Musumeci loved the 1,800-square-foot contemporary’s open spaces and light, and the skywalk that joined the main house to a separate artist’s studio and guesthouse. Curcurito, who had owned a place in nearby High Falls, liked the landscape that surrounded the house, its open floor plan, and the low maintenance of a new house. But the inside needed to reflect the couple’s aesthetic.
The couple made it a priority to get away from their hectic jobs and crowded Upper West Side apartment, so they transformed the studio spaces into separate guest quarters, allowing friends and family to visit more easily. After a year, though, Musumeci still didn’t feel she’d gotten things right. Every way she assembled her belongings seemed wrong. She relayed her aesthetic conundrum to her stylist-friend Leanne Ford Shaffer, with whom she had worked on magazine photo shoots.
Shaffer had recently revamped a schoolhouse outside Pittsburgh in a mash-up of classic rural wainscoting and pop overtones that had been featured in Country Living magazine. She has a penchant for striking juxtapositions: wicker porch furniture with 1970s leather couches and coffee tables made from old doors. “A mixed aesthetic is what makes a room feel good, even when you can’t quite pinpoint why and what that is,” Shaffer says.
Shaffer suggested she and her husband come up from Pennsylvania, where their design firm, Acre Creative, is based, to work on Musumeci’s place for a weekend. Musumeci initially assumed the offer of such a grand favor was a joke. “Finally I said, ‘No, really, when should I be there?’” says Shaffer. The stylist/designer had a method that appealed to Musumeci: She would use the homeowners’ own items to redecorate.
Shaffer and her husband Brad left on a Friday and were in Stone Ridge by 2am one chilly Saturday morning last autumn.
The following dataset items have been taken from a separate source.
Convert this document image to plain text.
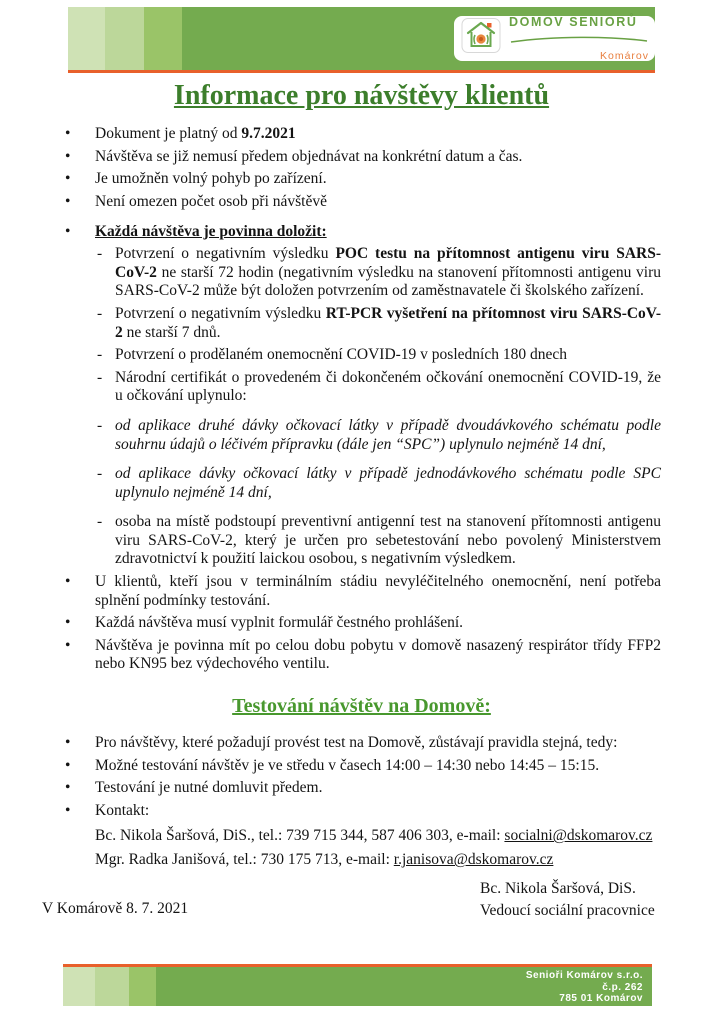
DOMOV SENIORŮ
Komárov
Informace pro návštěvy klientů
•	Dokument je platný od 9.7.2021
•	Návštěva se již nemusí předem objednávat na konkrétní datum a čas.
•	Je umožněn volný pohyb po zařízení.
•	Není omezen počet osob při návštěvě
•	Každá návštěva je povinna doložit:
- Potvrzení o negativním výsledku POC testu na přítomnost antigenu viru SARS-CoV-2 ne starší 72 hodin (negativním výsledku na stanovení přítomnosti antigenu viru SARS-CoV-2 může být doložen potvrzením od zaměstnavatele či školského zařízení.
- Potvrzení o negativním výsledku RT-PCR vyšetření na přítomnost viru SARS-CoV-2 ne starší 7 dnů.
- Potvrzení o prodělaném onemocnění COVID-19 v posledních 180 dnech
- Národní certifikát o provedeném či dokončeném očkování onemocnění COVID-19, že u očkování uplynulo:
- od aplikace druhé dávky očkovací látky v případě dvoudávkového schématu podle souhrnu údajů o léčivém přípravku (dále jen “SPC”) uplynulo nejméně 14 dní,
- od aplikace dávky očkovací látky v případě jednodávkového schématu podle SPC uplynulo nejméně 14 dní,
- osoba na místě podstoupí preventivní antigenní test na stanovení přítomnosti antigenu viru SARS-CoV-2, který je určen pro sebetestování nebo povolený Ministerstvem zdravotnictví k použití laickou osobou, s negativním výsledkem.
•	U klientů, kteří jsou v terminálním stádiu nevyléčitelného onemocnění, není potřeba splnění podmínky testování.
•	Každá návštěva musí vyplnit formulář čestného prohlášení.
•	Návštěva je povinna mít po celou dobu pobytu v domově nasazený respirátor třídy FFP2 nebo KN95 bez výdechového ventilu.
Testování návštěv na Domově:
•	Pro návštěvy, které požadují provést test na Domově, zůstávají pravidla stejná, tedy:
•	Možné testování návštěv je ve středu v časech 14:00 – 14:30 nebo 14:45 – 15:15.
•	Testování je nutné domluvit předem.
•	Kontakt:
Bc. Nikola Šaršová, DiS., tel.: 739 715 344, 587 406 303, e-mail: socialni@dskomarov.cz
Mgr. Radka Janišová, tel.: 730 175 713, e-mail: r.janisova@dskomarov.cz
V Komárově 8. 7. 2021
Bc. Nikola Šaršová, DiS.
Vedoucí sociální pracovnice
Senioři Komárov s.r.o.
č.p. 262
785 01 Komárov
By the time the Shaffers left on Sunday, the home was transformed, mostly with Musumeci’s own things.
“She started pulling out my old drawings and playing with the pages of old books, and everything started to take shape like magic,” says Musumeci. Shaffer had brought just enough odd antiques and knickknacks to augment and highlight what Musumeci already had. They made wallpaper in the guest room out of pages from an old atlas bought at a flea market, resurrected long calligraphic study scrolls that Musumeci had made in art school to hang in another, and pared classic old leather-and-wood furniture with a wall full of graphic black-and-white art. They stacked firewood in a wall recess and fashioned cubbies in the staircase into a cozy bar.
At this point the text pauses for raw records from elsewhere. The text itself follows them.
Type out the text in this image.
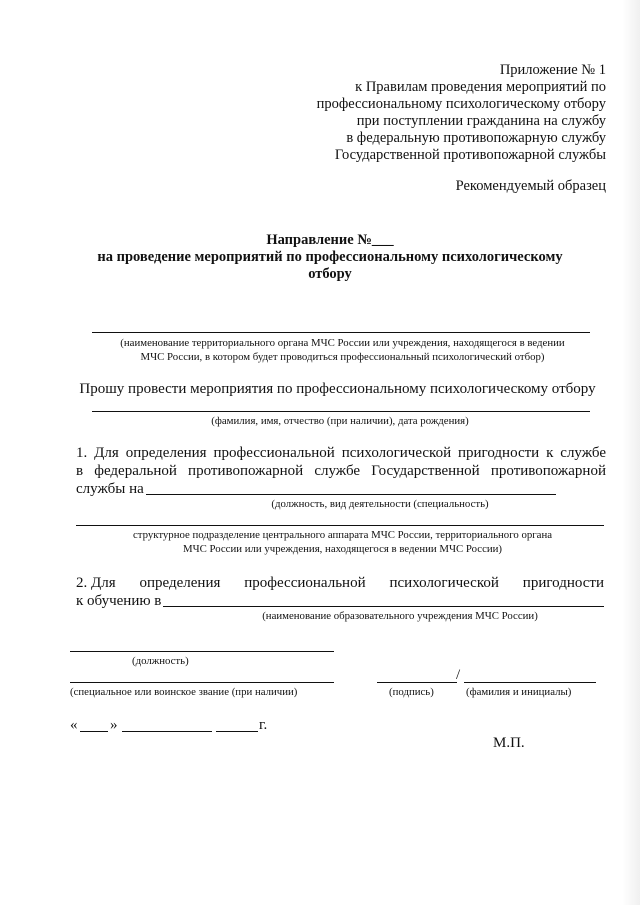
Приложение № 1
к Правилам проведения мероприятий по
профессиональному психологическому отбору
при поступлении гражданина на службу
в федеральную противопожарную службу
Государственной противопожарной службы
Рекомендуемый образец
Направление №___
на проведение мероприятий по профессиональному психологическому
отбору
(наименование территориального органа МЧС России или учреждения, находящегося в ведении
МЧС России, в котором будет проводиться профессиональный психологический отбор)
Прошу провести мероприятия по профессиональному психологическому отбору
(фамилия, имя, отчество (при наличии), дата рождения)
1. Для определения профессиональной психологической пригодности к службе
в федеральной противопожарной службе Государственной противопожарной
службы на
(должность, вид деятельности (специальность)
структурное подразделение центрального аппарата МЧС России, территориального органа
МЧС России или учреждения, находящегося в ведении МЧС России)
2. Для определения профессиональной психологической пригодности
к обучению в
(наименование образовательного учреждения МЧС России)
(должность)
(специальное или воинское звание (при наличии)
/
(подпись)	(фамилия и инициалы)
« »	г.
М.П.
The results are warm, more stylish than stark, highlighting the natural elements in each room. Musumeci says she immediately felt comfortable with the changes Shaffer helped her make, and comfortable with the price of well under $2,500, including paint, antiques, food, and wine. “She was brilliant in helping me figure out exactly where to place the furniture and where to hang everything so the house became more like a home,” says Musumeci. “In 36 hours, we created what I now see as something very natural and organic.”